The elders at Forest Home (and I) find most helpful a statement used by L’Abri Fellowship outlining the place of sexuality in the Christian walk. We have considered many statements over the years, and believe that this one covers the most ground with the fewest words while being faithful to the Scriptures. I have added numbering and highlights in bold to aid in reading. It offers basics on topics often overlooked, such as singleness. Which number strikes you as challenging? Many have confessed number 4—which is in direct conflict with the media-conditioning of our televisioned brains. Would you please read carefully and reflectively, and several times. The nuances are important and helpful. LH
1) Male and female were created equally in the image of God. They are the same in value, dignity and responsibility before God, and are equally accountable to exercise caring rule over creation (Gen. 1:27-8; 2:15).
2) Within the basic unity of the human race, God has established the sex difference of male and female, which is good. We must neither deny the sex difference (the tendency of liberal feminists) nor make more of it than the Bible does (the tendency of both radical feminists and some traditionalists).
3) Men and women need and complement each other and are called to live in unity and peace in all areas of life and work. Whether single or married, Scripture teaches that it is not good for man or woman to be alone. Neither the division of labor nor leadership responsibilities (e.g. those normally associated with the ‘traditional view’ of marriage) need be exploitive if established by mutual consent and practiced in a wise and godly manner.
4) However, while men and women do need and complement one another, sexual experience should never be considered central to human experience.
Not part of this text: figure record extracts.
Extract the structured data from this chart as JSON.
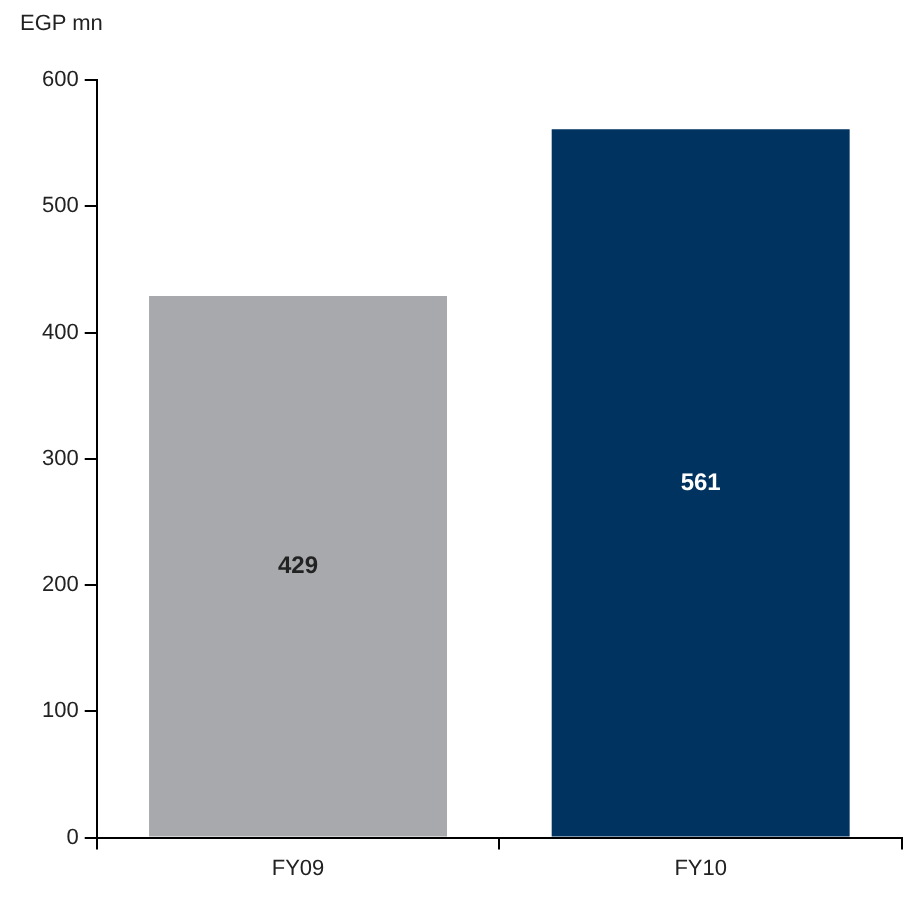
{
  "chart_data": {
    "type": "bar",
    "ylabel": "EGP mn",
    "categories": [
      "FY09",
      "FY10"
    ],
    "values": [
      429,
      561
    ],
    "colors": [
      "#a7a9ac",
      "#00335f"
    ],
    "ylim": [
      0,
      600
    ],
    "yticks": [
      0,
      100,
      200,
      300,
      400,
      500,
      600
    ],
    "grid": false,
    "legend": false,
    "data_labels": true
  }
}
Human fulfillment whether in marriage or in singleness is not chiefly related to sexual fulfillment, but rather, to a proper relationship with God and a conformity to his word.
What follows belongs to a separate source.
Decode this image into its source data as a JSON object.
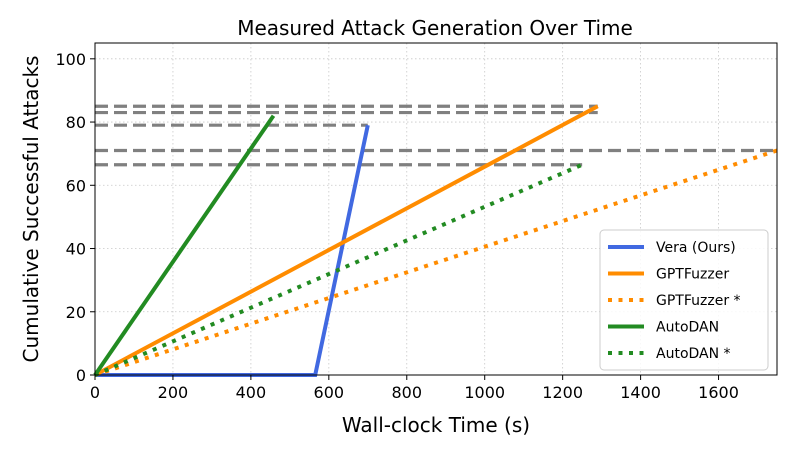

5) Therefore singleness need not necessarily be viewed negatively even when it arises, as is often the case, not by choice (as with celibacy) but by default (when those who desire marriage remain unmarried). Those who are unmarried have particular struggles and deserve the sensitive support of the church; but those who are married also have particular struggles.
6) In both cases human fulfillment arises from ‘true spirituality’ not from the presence or absence of sexual experience. Single men and women have a unique vocational freedom to serve Christ unhindered by responsibilities to husband, wife or children — and Scripture makes it clear that for some, celibacy is a calling and gift of the Holy Spirit (I Cor. 7:17-40).
7) At the same time, however, marriage is a creational norm for the whole human race. It is a gift of God in which a man and a woman can experience a profound unity in diversity as a reflection of the glory of Christ’s union with the Church. For this reason, although divorce is sometimes permissible, it is always a tragic falling short of God’s intention. Marriage is a lifelong, covenantal relationship of mutual submission where the two become one, sharing a joint life before God. Within this, the wife is to submit to the husband and the husband is to follow Christ’s example of loving, self-sacrificing headship toward the goal of the wife’s growth toward glory or “radiance, without spot or wrinkle” (Eph. 5:27). Sex is a good and pleasurable gift from God. It gives physical expression to the union of a husband and wife, and brings forth the gift of children. Faithful, monogamous, heterosexual marriage is the only legitimate context for sexual intercourse.